Osvaldo Medina parece entregue a um caso sério, ainda que protelado, em termos de produção de banda desenhada. Para além de outras experiências mais ou menos (in)visíveis (tiras de um humor duvidoso, um projecto que não viu a luz do dia), e animações, num curto espaço de tempo Medina entregou-se à produção de uma mão-cheia de livros. A tua carne é má, com Pepedelrey (cuja edição se encontra atrasada, mas prometida, após a sua exposição em Beja), este livro e o seu segundo volume, já em produção, e Mucha, escrito por David Soares, também já anunciado pela Kingpin. A sua capacidade de trabalho é a um só tempo reconhecida e admirada como assegurada pelos seus colaboradores, aqui nas cores, ali nas artes-finais. Assim sendo, não é de somenos notar nas pequenas diferenças estilísticas de projecto para projecto, que tanto têm a ver com a nova aprendizagem desta outra linguagem estática e dinâmica ao mesmo tempo da banda desenhada, como com a flexibilidade e adaptabilidade plástica do autor. As imagens criadas para A fórmula... parecem oscilar entre o estudo ou esboço e uma mais decisiva criação, mas as cores de Ana Freitas permitem um peso e presença das imagens mais conciso. No entanto, essa qualidade de apontamento, de esboço, tem tudo a ver com a trama em construção da vida de Vitor, permanentemente adiada na sua resolução final.
É-me totalmente desconhecido se a opção por utilizar animais neste livro, como se de uma fábula se tratasse, parte do escritor ou do artista. Todavia, não se trata de uma fábula de modo algum, já que estas são verdadeiras personagens, sem quaisquer desejos de serem tomadas como exempla ou modelos de comportamento geral, não exercem qualquer característica relativa ao animal cujos traços fisionómicos mimam, e não constroem (ou assim parece ser) um universo passível de aplicação ampla (o que ocorre nas verdadeiras fábulas, de Esopo a Orwell). Colocamo-nos a questão da mais-valia dessa decisão representacional, para além de um certo virtuosismo. Penso que a resposta não é simples, mas terá a ver com o mesmo princípio que opera sobre as Alices de Carroll: o intuito tem menos a ver com procurar no comportamento animal características dos humanos do que olhar os humanos e brincar com o exercício de identificar o pequeno totem animal pelo qual se pautam. Exercício que seguramente todos fizeram nas escolas (e noutros locais!), vendo uma cegonha na professora de Geografia, uma raposa no de Matemática, um hipopótamo na contínua da entrada.... Esperemos pelo segundo, com avidez.

7 comentários:

CiEL disse...

Gostei de ler a crítica do Pedro Moura à "Fórmula da Felicidade", a qual é, como é apanágio do autor do blogue, incisiva e informada, apesar de, na minha opinião, poder ter algumas letras, e talvez até mesmo palavras, em excesso.
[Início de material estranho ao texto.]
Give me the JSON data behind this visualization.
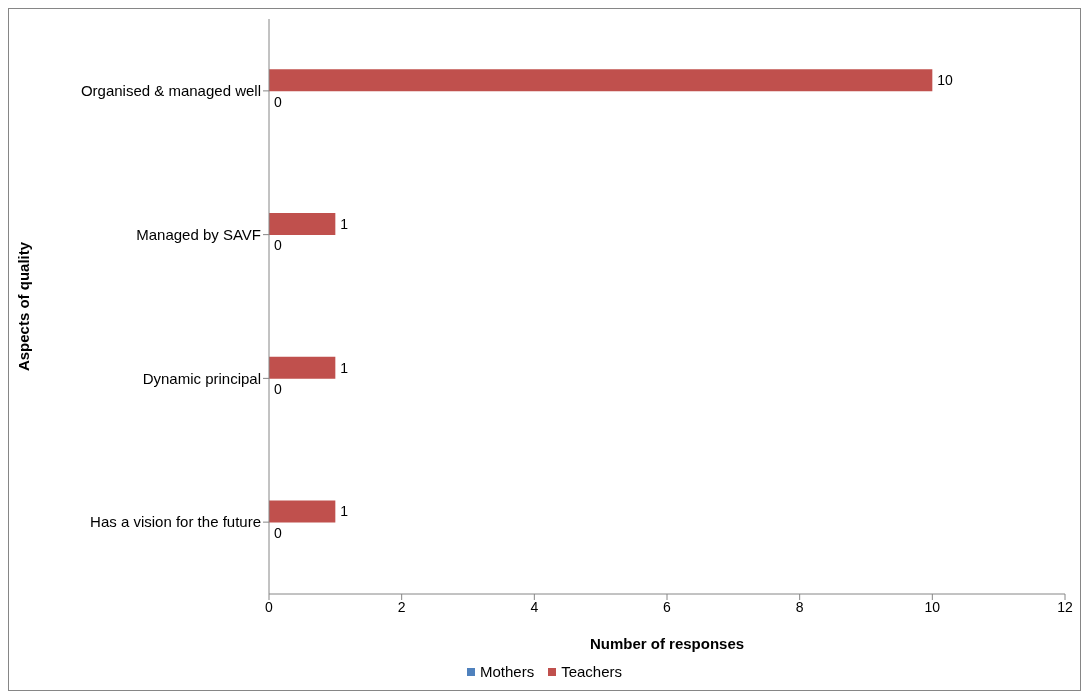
{
  "chart_data": {
    "type": "bar",
    "orientation": "horizontal",
    "categories": [
      "Organised & managed well",
      "Managed by SAVF",
      "Dynamic principal",
      "Has a vision for the future"
    ],
    "series": [
      {
        "name": "Mothers",
        "color": "#4f81bd",
        "values": [
          0,
          0,
          0,
          0
        ]
      },
      {
        "name": "Teachers",
        "color": "#c0504d",
        "values": [
          10,
          1,
          1,
          1
        ]
      }
    ],
    "xlabel": "Number of responses",
    "ylabel": "Aspects of quality",
    "xlim": [
      0,
      12
    ],
    "xticks": [
      0,
      2,
      4,
      6,
      8,
      10,
      12
    ],
    "data_labels": true,
    "legend": "bottom",
    "grid": false
  }
}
Não posso, no entanto, deixar de manifestar uma profundíssima desilusão ao vir a saber, por este meio e não directamente pelo meu colaborador, que o Osvaldo Medida tem andado a elaborar tiras de "gosto duvidoso", uma vez que estava ciente de que ele desenhava nesse formato apenas para o Tira Tira! e não para qualquer outro projecto.

Ou... esperem... Será possível que eu não tenha entendido a observação e a referência seja ao próprio Tira Tira!? Nããooo!

Não são poucas as pessoas que se referem às tira com o carimbo Tira Tira! como sendo de "mau gosto" - algo que não nos aborrece nem um pouco, dado estarmos conscientes de que balizar a nossa produção criativa por ditames de "moralidade" ou "higiene estética" redundaria numa aborrecida normalização; tirinhas bem-vestidas e bem-comportadas e muito asseadas pululam na imprensa "mainstream", umas com piada outras nem por isso; tiras “atrevidas” que não deixam de se preocupar com aquilo que o público “médio” considera de “bom gosto” também (próximo das letras da música dita “pimba” que são “marotas”, mas, ah, não é a sério, aquilo são só “trocadilhos”). Isto não significa que, a contrario, existe uma linha editorial que aponta para a “provocação” ou para o "mau gosto" gratuito, mas, tão só, que se acredita que há um lugar para o entretenimento “maduro” “para adultos”, na forma de cartoons/tiras, que não esteja estrangulado pelos gostos e critérios – qui sapit “duvidosos” – de editores com as calças agrafadas à cadeira da “moral” “desinfectada” de uma abstracção chamada “massas”, ou dos interesses comerciais dos anunciantes.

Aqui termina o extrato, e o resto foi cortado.